I try to avoid virtual machines unless there is an absolute need to virtualise the hardware as well - in most cases single kernel, multiple containers is preferred.

Specifically, I use Debian with systemd-nspawn unprivileged (user namespaced) containers (managed by machinectl), defined and built using mkosi as BTRFS subvolumes (a BTRFS mounted on /var/lib/machines/ allows nspawn to create copy-on-write containers from a 'template' container).

The nice thing about nspawn is being able to create simple declarative configurations with private namespaces. With a private network namespace it has the concept of 'zones' which are containers that share the same (private) bridged network. systemd-networkd has built-in configs for both the host and containers to do automatic configuration.

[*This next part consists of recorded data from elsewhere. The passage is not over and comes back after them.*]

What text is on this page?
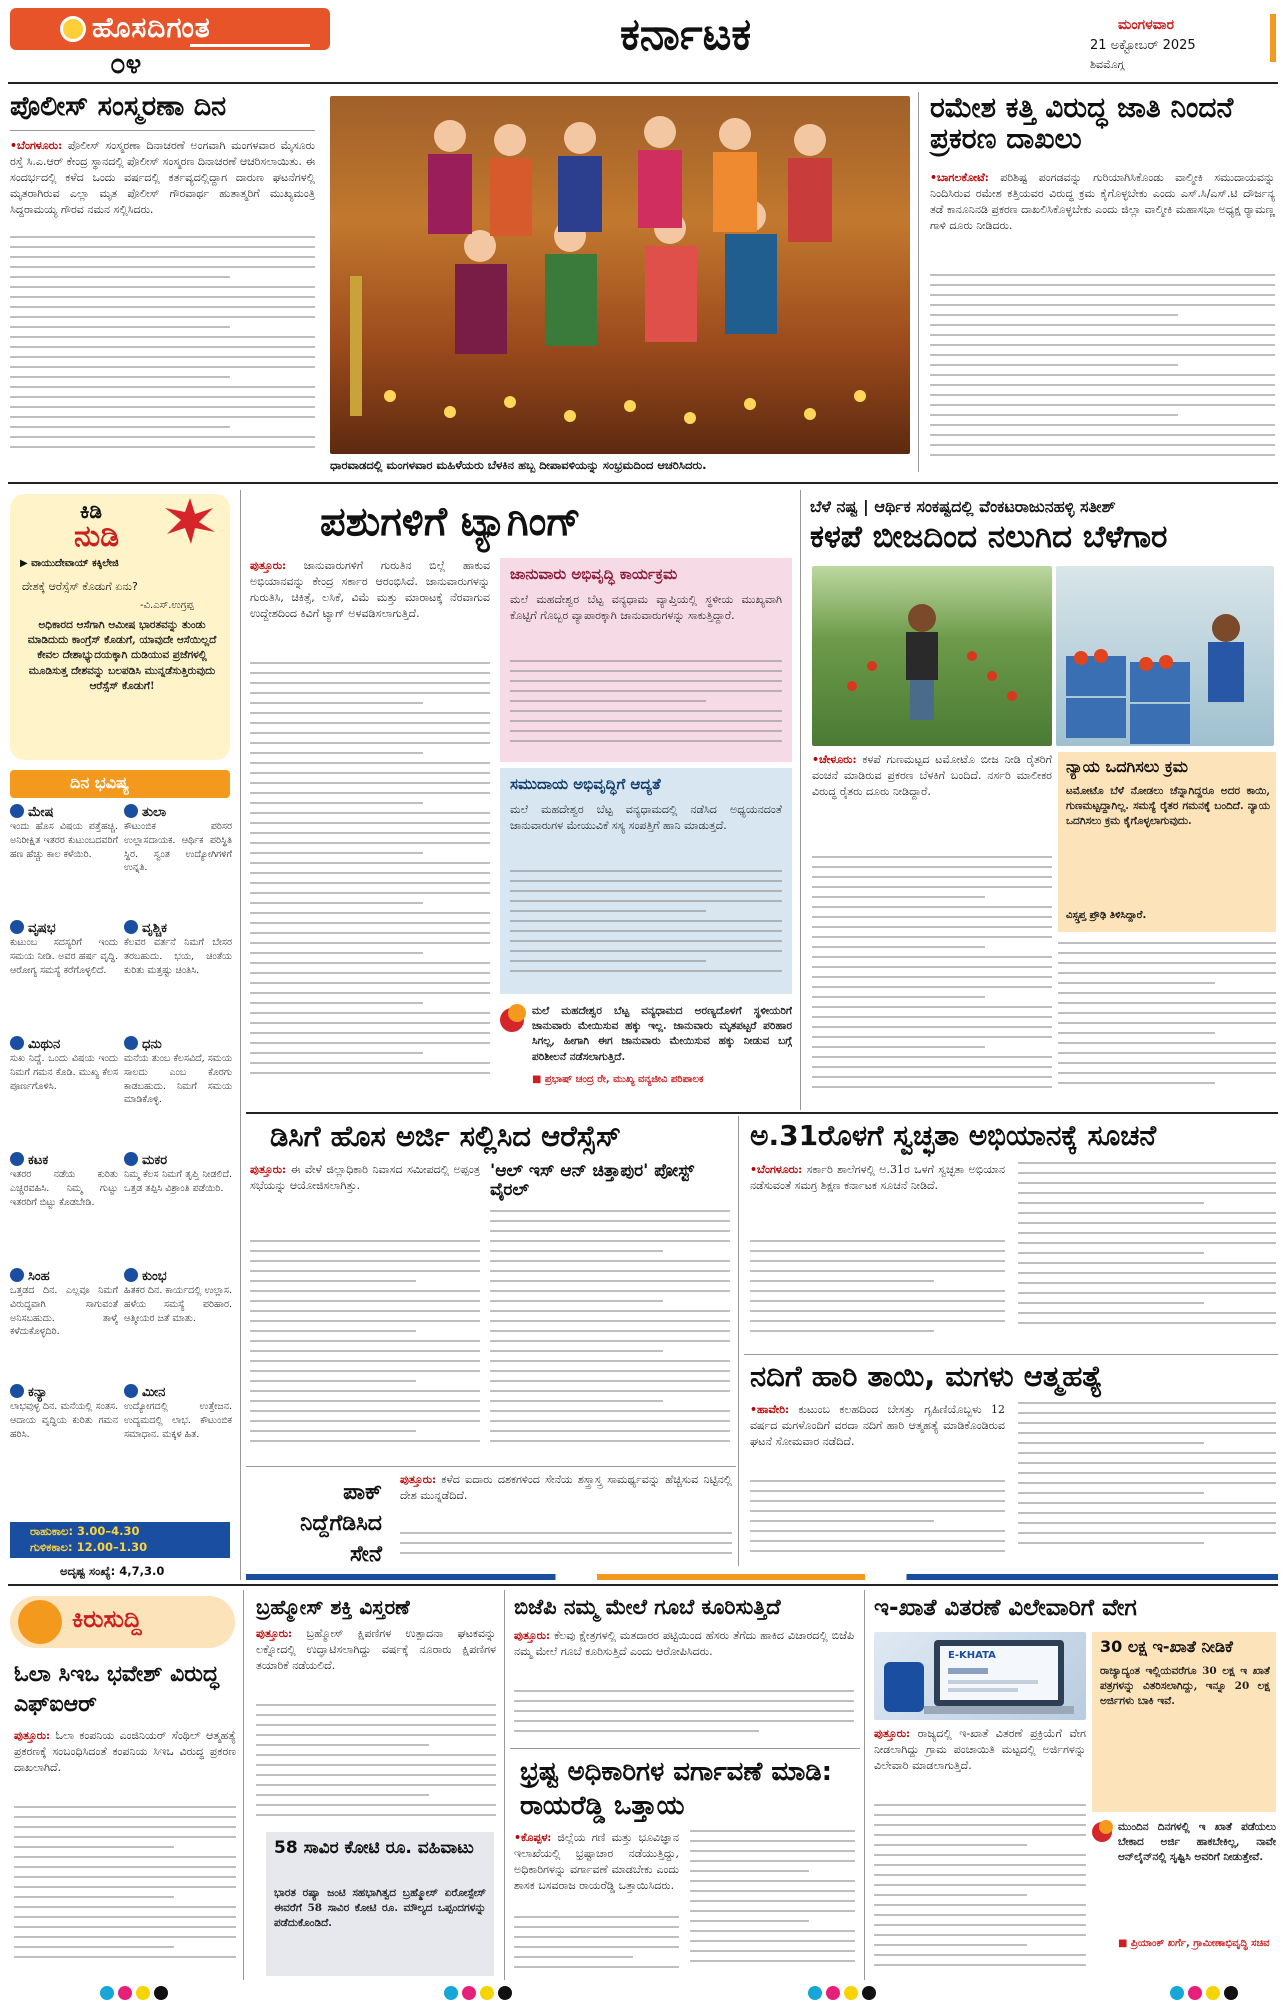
ಹೊಸದಿಗಂತ
೦೪
ಕರ್ನಾಟಕ	ಮಂಗಳವಾರ
21 ಅಕ್ಟೋಬರ್ 2025
ಶಿವಮೊಗ್ಗ
ಪೊಲೀಸ್ ಸಂಸ್ಮರಣಾ ದಿನ
•ಬೆಂಗಳೂರು: ಪೊಲೀಸ್ ಸಂಸ್ಮರಣಾ ದಿನಾಚರಣೆ ಅಂಗವಾಗಿ ಮಂಗಳವಾರ ಮೈಸೂರು ರಸ್ತೆ ಸಿ.ಎ.ಆರ್ ಕೇಂದ್ರ ಸ್ಥಾನದಲ್ಲಿ ಪೊಲೀಸ್ ಸಂಸ್ಮರಣ ದಿನಾಚರಣೆ ಆಚರಿಸಲಾಯಿತು. ಈ ಸಂದರ್ಭದಲ್ಲಿ ಕಳೆದ ಒಂದು ವರ್ಷದಲ್ಲಿ ಕರ್ತವ್ಯದಲ್ಲಿದ್ದಾಗ ದಾರುಣ ಘಟನೆಗಳಲ್ಲಿ ಮೃತರಾಗಿರುವ ಎಲ್ಲಾ ಮೃತ ಪೊಲೀಸ್ ಗೌರವಾರ್ಥ ಹುತಾತ್ಮರಿಗೆ ಮುಖ್ಯಮಂತ್ರಿ ಸಿದ್ದರಾಮಯ್ಯ ಗೌರವ ನಮನ ಸಲ್ಲಿಸಿದರು.
ಧಾರವಾಡದಲ್ಲಿ ಮಂಗಳವಾರ ಮಹಿಳೆಯರು ಬೆಳಕಿನ ಹಬ್ಬ ದೀಪಾವಳಿಯನ್ನು ಸಂಭ್ರಮದಿಂದ ಆಚರಿಸಿದರು.
ರಮೇಶ ಕತ್ತಿ ವಿರುದ್ಧ ಜಾತಿ ನಿಂದನೆ ಪ್ರಕರಣ ದಾಖಲು
•ಬಾಗಲಕೋಟೆ: ಪರಿಶಿಷ್ಟ ಪಂಗಡವನ್ನು ಗುರಿಯಾಗಿಸಿಕೊಂಡು ವಾಲ್ಮೀಕಿ ಸಮುದಾಯವನ್ನು ನಿಂದಿಸಿರುವ ರಮೇಶ ಕತ್ತಿಯವರ ವಿರುದ್ಧ ಕ್ರಮ ಕೈಗೊಳ್ಳಬೇಕು ಎಂದು ಎಸ್.ಸಿ/ಎಸ್.ಟಿ ದೌರ್ಜನ್ಯ ತಡೆ ಕಾನೂನಿನಡಿ ಪ್ರಕರಣ ದಾಖಲಿಸಿಕೊಳ್ಳಬೇಕು ಎಂದು ಜಿಲ್ಲಾ ವಾಲ್ಮೀಕಿ ಮಹಾಸಭಾ ಅಧ್ಯಕ್ಷ ರ‍್ಯಾಮಣ್ಣ ಗಾಳಿ ದೂರು ನೀಡಿದರು.
ಕಿಡಿ
ನುಡಿ
▶ ವಾಯುದೇವಾಯ್ ಕಕ್ಕಿಲೇಜಿ
ದೇಶಕ್ಕೆ ಆರೆಸ್ಸೆಸ್ ಕೊಡುಗೆ ಏನು?
-ವಿ.ಎಸ್.ಉಗ್ರಪ್ಪ
ಅಧಿಕಾರದ ಆಸೆಗಾಗಿ ಆಮೀಷ ಭಾರತವನ್ನು ತುಂಡು ಮಾಡಿದುದು ಕಾಂಗ್ರೆಸ್ ಕೊಡುಗೆ, ಯಾವುದೇ ಆಸೆಯಿಲ್ಲದೆ ಕೇವಲ ದೇಶಾಭ್ಯುದಯಕ್ಕಾಗಿ ದುಡಿಯುವ ಪ್ರಜೆಗಳಲ್ಲಿ ಮೂಡಿಸುತ್ತ ದೇಶವನ್ನು ಬಲಪಡಿಸಿ ಮುನ್ನಡೆಸುತ್ತಿರುವುದು ಆರೆಸ್ಸೆಸ್ ಕೊಡುಗೆ!
ದಿನ ಭವಿಷ್ಯ
ಮೇಷ
ಇಂದು ಹೊಸ ವಿಷಯ ಪತ್ತೆಹಚ್ಚಿ. ಅನಿರೀಕ್ಷಿತ ಇತರರ ಕುಟುಂಬದವರಿಗೆ ಹಣ ಹೆಚ್ಚು ಕಾಲ ಕಳೆಯಿರಿ.
ತುಲಾ
ಕೌಟುಂಬಿಕ ಪರಿಸರ ಉಲ್ಲಾಸದಾಯಕ. ಆರ್ಥಿಕ ಪರಿಸ್ಥಿತಿ ಸ್ಥಿರ. ಸ್ವಂತ ಉದ್ಯೋಗಿಗಳಿಗೆ ಉನ್ನತಿ.
ವೃಷಭ
ಕುಟುಂಬ ಸದಸ್ಯರಿಗೆ ಇಂದು ಸಮಯ ನೀಡಿ. ಅವರ ಹರ್ಷ ವೃದ್ಧಿ. ಆರೋಗ್ಯ ಸಮಸ್ಯೆ ಕರೆಗೊಳ್ಳಲಿದೆ.
ವೃಶ್ಚಿಕ
ಕೆಲವರ ವರ್ತನೆ ನಿಮಗೆ ಬೇಸರ ತರಬಹುದು. ಭಯ, ಚಿಂತೆಯ ಕುರಿತು ಮತ್ತಷ್ಟು ಚಿಂತಿಸಿ.
ಮಿಥುನ
ಸುಖ ನಿದ್ದೆ. ಒಂದು ವಿಷಯ ಇಂದು ನಿಮಗೆ ಗಮನ ಕೊಡಿ. ಮುಖ್ಯ ಕೆಲಸ ಪೂರ್ಣಗೊಳಿಸಿ.
ಧನು
ಮನೆಯ ತುಂಬ ಕೆಲಸವಿದೆ, ಸಮಯ ಸಾಲದು ಎಂಬ ಕೊರಗು ಕಾಡಬಹುದು. ನಿಮಗೆ ಸಮಯ ಮಾಡಿಕೊಳ್ಳಿ.
ಕಟಕ
ಇತರರ ನಡೆಯ ಕುರಿತು ಎಚ್ಚರವಹಿಸಿ. ನಿಮ್ಮ ಗುಟ್ಟು ಇತರರಿಗೆ ಬಿಟ್ಟು ಕೊಡಬೇಡಿ.
ಮಕರ
ನಿಮ್ಮ ಕೆಲಸ ನಿಮಗೆ ತೃಪ್ತಿ ನೀಡಲಿದೆ. ಒತ್ತಡ ತಪ್ಪಿಸಿ ವಿಶ್ರಾಂತಿ ಪಡೆಯಿರಿ.
ಸಿಂಹ
ಒತ್ತಡದ ದಿನ. ಎಲ್ಲವೂ ನಿಮಗೆ ವಿರುದ್ಧವಾಗಿ ಸಾಗುವಂತೆ ಅನಿಸಬಹುದು. ತಾಳ್ಮೆ ಕಳೆದುಕೊಳ್ಳದಿರಿ.
ಕುಂಭ
ಹಿತಕರ ದಿನ. ಕಾರ್ಯದಲ್ಲಿ ಉಲ್ಲಾಸ. ಹಳೆಯ ಸಮಸ್ಯೆ ಪರಿಹಾರ. ಆತ್ಮೀಯರ ಜತೆ ಮಾತು.
ಕನ್ಯಾ
ಲಾಭವುಳ್ಳ ದಿನ. ಮನೆಯಲ್ಲಿ ಸಂತಸ. ಆದಾಯ ವೃದ್ಧಿಯ ಕುರಿತು ಗಮನ ಹರಿಸಿ.
ಮೀನ
ಉದ್ಯೋಗದಲ್ಲಿ ಉತ್ತೇಜನ. ಉದ್ಯಮದಲ್ಲಿ ಲಾಭ. ಕೌಟುಂಬಿಕ ಸಮಾಧಾನ. ಮಕ್ಕಳ ಹಿತ.
ರಾಹುಕಾಲ: 3.00–4.30
ಗುಳಿಕಕಾಲ: 12.00–1.30
ಅದೃಷ್ಟ ಸಂಖ್ಯೆ: 4,7,3.0
ಪಶುಗಳಿಗೆ ಟ್ಯಾಗಿಂಗ್
ಪುತ್ತೂರು: ಜಾನುವಾರುಗಳಿಗೆ ಗುರುತಿನ ಬಿಲ್ಲೆ ಹಾಕುವ ಅಭಿಯಾನವನ್ನು ಕೇಂದ್ರ ಸರ್ಕಾರ ಆರಂಭಿಸಿದೆ. ಜಾನುವಾರುಗಳನ್ನು ಗುರುತಿಸಿ, ಚಿಕಿತ್ಸೆ, ಲಸಿಕೆ, ವಿಮೆ ಮತ್ತು ಮಾರಾಟಕ್ಕೆ ನೆರವಾಗುವ ಉದ್ದೇಶದಿಂದ ಕಿವಿಗೆ ಟ್ಯಾಗ್ ಅಳವಡಿಸಲಾಗುತ್ತಿದೆ.
ಜಾನುವಾರು ಅಭಿವೃದ್ಧಿ ಕಾರ್ಯಕ್ರಮ
ಮಲೆ ಮಹದೇಶ್ವರ ಬೆಟ್ಟ ವನ್ಯಧಾಮ ವ್ಯಾಪ್ತಿಯಲ್ಲಿ ಸ್ಥಳೀಯ ಮುಖ್ಯವಾಗಿ ಕೊಟ್ಟಿಗೆ ಗೊಬ್ಬರ ವ್ಯಾಪಾರಕ್ಕಾಗಿ ಜಾನುವಾರುಗಳನ್ನು ಸಾಕುತ್ತಿದ್ದಾರೆ.
ಸಮುದಾಯ ಅಭಿವೃದ್ಧಿಗೆ ಆದ್ಯತೆ
ಮಲೆ ಮಹದೇಶ್ವರ ಬೆಟ್ಟ ವನ್ಯಧಾಮದಲ್ಲಿ ನಡೆಸಿದ ಅಧ್ಯಯನದಂತೆ ಜಾನುವಾರುಗಳ ಮೇಯುವಿಕೆ ಸಸ್ಯ ಸಂಪತ್ತಿಗೆ ಹಾನಿ ಮಾಡುತ್ತದೆ.
ಮಲೆ ಮಹದೇಶ್ವರ ಬೆಟ್ಟ ವನ್ಯಧಾಮದ ಅರಣ್ಯದೊಳಗೆ ಸ್ಥಳೀಯರಿಗೆ ಜಾನುವಾರು ಮೇಯಿಸುವ ಹಕ್ಕು ಇಲ್ಲ. ಜಾನುವಾರು ಮೃತಪಟ್ಟರೆ ಪರಿಹಾರ ಸಿಗಲ್ಲ, ಹೀಗಾಗಿ ಈಗ ಜಾನುವಾರು ಮೇಯಿಸುವ ಹಕ್ಕು ನೀಡುವ ಬಗ್ಗೆ ಪರಿಶೀಲನೆ ನಡೆಸಲಾಗುತ್ತಿದೆ.
■ ಪ್ರಭಾಷ್ ಚಂದ್ರ ರೇ, ಮುಖ್ಯ ವನ್ಯಜೀವಿ ಪರಿಪಾಲಕ
ಬೆಳೆ ನಷ್ಟ | ಆರ್ಥಿಕ ಸಂಕಷ್ಟದಲ್ಲಿ ವೆಂಕಟರಾಜುನಹಳ್ಳಿ ಸತೀಶ್
ಕಳಪೆ ಬೀಜದಿಂದ ನಲುಗಿದ ಬೆಳೆಗಾರ
•ಚೇಳೂರು: ಕಳಪೆ ಗುಣಮಟ್ಟದ ಟಮೋಟೊ ಬೀಜ ನೀಡಿ ರೈತರಿಗೆ ವಂಚನೆ ಮಾಡಿರುವ ಪ್ರಕರಣ ಬೆಳಕಿಗೆ ಬಂದಿದೆ. ನರ್ಸರಿ ಮಾಲೀಕರ ವಿರುದ್ಧ ರೈತರು ದೂರು ನೀಡಿದ್ದಾರೆ.
ನ್ಯಾಯ ಒದಗಿಸಲು ಕ್ರಮ
ಟಮೋಟೊ ಬೆಳೆ ನೋಡಲು ಚೆನ್ನಾಗಿದ್ದರೂ ಅದರ ಕಾಯಿ, ಗುಣಮಟ್ಟದ್ದಾಗಿಲ್ಲ. ಸಮಸ್ಯೆ ರೈತರ ಗಮನಕ್ಕೆ ಬಂದಿದೆ. ನ್ಯಾಯ ಒದಗಿಸಲು ಕ್ರಮ ಕೈಗೊಳ್ಳಲಾಗುವುದು.
ವಿಸ್ಸ್ತಪ್ತ ಪ್ರೌಢಿ ತಿಳಿಸಿದ್ದಾರೆ.
ಡಿಸಿಗೆ ಹೊಸ ಅರ್ಜಿ ಸಲ್ಲಿಸಿದ ಆರೆಸ್ಸೆಸ್
ಪುತ್ತೂರು: ಈ ವೇಳೆ ಜಿಲ್ಲಾಧಿಕಾರಿ ನಿವಾಸದ ಸಮೀಪದಲ್ಲಿ ಅಪ್ಪಂತ್ರ ಸಭೆಯನ್ನು ಆಯೋಜಿಸಲಾಗಿತ್ತು.
'ಆಲ್ ಇಸ್ ಆನ್ ಚಿತ್ತಾಪುರ' ಪೋಸ್ಟ್ ವೈರಲ್
ಅ.31ರೊಳಗೆ ಸ್ವಚ್ಛತಾ ಅಭಿಯಾನಕ್ಕೆ ಸೂಚನೆ
•ಬೆಂಗಳೂರು: ಸರ್ಕಾರಿ ಶಾಲೆಗಳಲ್ಲಿ ಅ.31ರ ಒಳಗೆ ಸ್ವಚ್ಛತಾ ಅಭಿಯಾನ ನಡೆಸುವಂತೆ ಸಮಗ್ರ ಶಿಕ್ಷಣ ಕರ್ನಾಟಕ ಸೂಚನೆ ನೀಡಿದೆ.
ನದಿಗೆ ಹಾರಿ ತಾಯಿ, ಮಗಳು ಆತ್ಮಹತ್ಯೆ
•ಹಾವೇರಿ: ಕುಟುಂಬ ಕಲಹದಿಂದ ಬೇಸತ್ತು ಗೃಹಿಣಿಯೊಬ್ಬಳು 12 ವರ್ಷದ ಮಗಳೊಂದಿಗೆ ವರದಾ ನದಿಗೆ ಹಾರಿ ಆತ್ಮಹತ್ಯೆ ಮಾಡಿಕೊಂಡಿರುವ ಘಟನೆ ಸೋಮವಾರ ನಡೆದಿದೆ.
ಪಾಕ್ ನಿದ್ದೆಗೆಡಿಸಿದ ಸೇನೆ
ಪುತ್ತೂರು: ಕಳೆದ ಐದಾರು ದಶಕಗಳಿಂದ ಸೇನೆಯ ಶಸ್ತ್ರಾಸ್ತ್ರ ಸಾಮರ್ಥ್ಯವನ್ನು ಹೆಚ್ಚಿಸುವ ನಿಟ್ಟಿನಲ್ಲಿ ದೇಶ ಮುನ್ನಡೆದಿದೆ.
ಕಿರುಸುದ್ದಿ
ಓಲಾ ಸಿಇಒ ಭವೇಶ್ ವಿರುದ್ಧ ಎಫ್ಐಆರ್
ಪುತ್ತೂರು: ಓಲಾ ಕಂಪನಿಯ ಎಂಜಿನಿಯರ್ ಸೆಂಥಿಲ್ ಆತ್ಮಹತ್ಯೆ ಪ್ರಕರಣಕ್ಕೆ ಸಂಬಂಧಿಸಿದಂತೆ ಕಂಪನಿಯ ಸಿಇಒ ವಿರುದ್ಧ ಪ್ರಕರಣ ದಾಖಲಾಗಿದೆ.
ಬ್ರಹ್ಮೋಸ್ ಶಕ್ತಿ ವಿಸ್ತರಣೆ
ಪುತ್ತೂರು: ಬ್ರಹ್ಮೋಸ್ ಕ್ಷಿಪಣಿಗಳ ಉತ್ಪಾದನಾ ಘಟಕವನ್ನು ಲಕ್ನೋದಲ್ಲಿ ಉದ್ಘಾಟಿಸಲಾಗಿದ್ದು ವರ್ಷಕ್ಕೆ ನೂರಾರು ಕ್ಷಿಪಣಿಗಳ ತಯಾರಿಕೆ ನಡೆಯಲಿದೆ.
58 ಸಾವಿರ ಕೋಟಿ ರೂ. ವಹಿವಾಟು
ಭಾರತ ರಷ್ಯಾ ಜಂಟಿ ಸಹಭಾಗಿತ್ವದ ಬ್ರಹ್ಮೋಸ್ ಏರೋಸ್ಪೇಸ್ ಈವರೆಗೆ 58 ಸಾವಿರ ಕೋಟಿ ರೂ. ಮೌಲ್ಯದ ಒಪ್ಪಂದಗಳನ್ನು ಪಡೆದುಕೊಂಡಿದೆ.
ಬಿಜೆಪಿ ನಮ್ಮ ಮೇಲೆ ಗೂಬೆ ಕೂರಿಸುತ್ತಿದೆ
ಪುತ್ತೂರು: ಕೆಲವು ಕ್ಷೇತ್ರಗಳಲ್ಲಿ ಮತದಾರರ ಪಟ್ಟಿಯಿಂದ ಹೆಸರು ತೆಗೆದು ಹಾಕಿದ ವಿಚಾರದಲ್ಲಿ ಬಿಜೆಪಿ ನಮ್ಮ ಮೇಲೆ ಗೂಬೆ ಕೂರಿಸುತ್ತಿದೆ ಎಂದು ಆರೋಪಿಸಿದರು.
ಭ್ರಷ್ಟ ಅಧಿಕಾರಿಗಳ ವರ್ಗಾವಣೆ ಮಾಡಿ: ರಾಯರೆಡ್ಡಿ ಒತ್ತಾಯ
•ಕೊಪ್ಪಳ: ಜಿಲ್ಲೆಯ ಗಣಿ ಮತ್ತು ಭೂವಿಜ್ಞಾನ ಇಲಾಖೆಯಲ್ಲಿ ಭ್ರಷ್ಟಾಚಾರ ನಡೆಯುತ್ತಿದ್ದು, ಅಧಿಕಾರಿಗಳನ್ನು ವರ್ಗಾವಣೆ ಮಾಡಬೇಕು ಎಂದು ಶಾಸಕ ಬಸವರಾಜ ರಾಯರೆಡ್ಡಿ ಒತ್ತಾಯಿಸಿದರು.
ಇ-ಖಾತೆ ವಿತರಣೆ ವಿಲೇವಾರಿಗೆ ವೇಗ
E-KHATA
ಪುತ್ತೂರು: ರಾಜ್ಯದಲ್ಲಿ ಇ-ಖಾತೆ ವಿತರಣೆ ಪ್ರಕ್ರಿಯೆಗೆ ವೇಗ ನೀಡಲಾಗಿದ್ದು ಗ್ರಾಮ ಪಂಚಾಯಿತಿ ಮಟ್ಟದಲ್ಲಿ ಅರ್ಜಿಗಳನ್ನು ವಿಲೇವಾರಿ ಮಾಡಲಾಗುತ್ತಿದೆ.
30 ಲಕ್ಷ ಇ-ಖಾತೆ ನೀಡಿಕೆ
ರಾಜ್ಯಾದ್ಯಂತ ಇಲ್ಲಿಯವರೆಗೂ 30 ಲಕ್ಷ ಇ ಖಾತೆ ಪತ್ರಗಳನ್ನು ವಿತರಿಸಲಾಗಿದ್ದು, ಇನ್ನೂ 20 ಲಕ್ಷ ಅರ್ಜಿಗಳು ಬಾಕಿ ಇವೆ.
ಮುಂದಿನ ದಿನಗಳಲ್ಲಿ ಇ ಖಾತೆ ಪಡೆಯಲು ಬೇಕಾದ ಅರ್ಜಿ ಹಾಕಬೇಕಿಲ್ಲ, ನಾವೇ ಆನ್‌ಲೈನ್‌ನಲ್ಲಿ ಸೃಷ್ಟಿಸಿ ಅವರಿಗೆ ನೀಡುತ್ತೇವೆ.
■ ಪ್ರಿಯಾಂಕ್ ಖರ್ಗೆ, ಗ್ರಾಮೀಣಾಭಿವೃದ್ಧಿ ಸಚಿವ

I use this to create per-domain (e.g. example.com) zones with multiple function-specific containers (one for router/firewall, another for DHCP and DNS, others for single-sign-on, database, web, mail, and whatever else is required). I use veth to connect the zone selectively to the host interface public bridge interface providing external access if necessary.

This allows 'development' 'test' and 'production' domains using mkosi to define and build each repeatedly as needed. In the non-public domains the zone can be configured to use the same public IP addresses as production will use without it leaking outside the zone.

I use IPv6 only in the zones with both ULAs and global prefixes and DNS64/NAT64 in the 'router' container if the zone needs to make outbound connections (to IPv4 destinations).

I use netfilter rules applied to each zone's bridge interface to impose firewall restrictions.

Using veth pairs one can connect two containers (or zones) directly rather than using the common zone bridge interface.

I do dev work on the host itself; if you want to partition application usage I'd suggest keeping it simple by using multiple user accounts, one per 'task' so $USER configs and so on are all kept separate.

In the 'development' containers I do things like bind-mounting the base source-code directory, or project-specific directory, into the container. I do all source-code work on the host but build and test in the appropriate container.

For example I have 'linux-builder' container where I do out-of-tree kernel builds for multiple architectures. The container has the required crossbuild tools installed. Recently this has been used to build latest mainline kernel for amd64, arm64, and powerpc64 (for the Xbox 360!).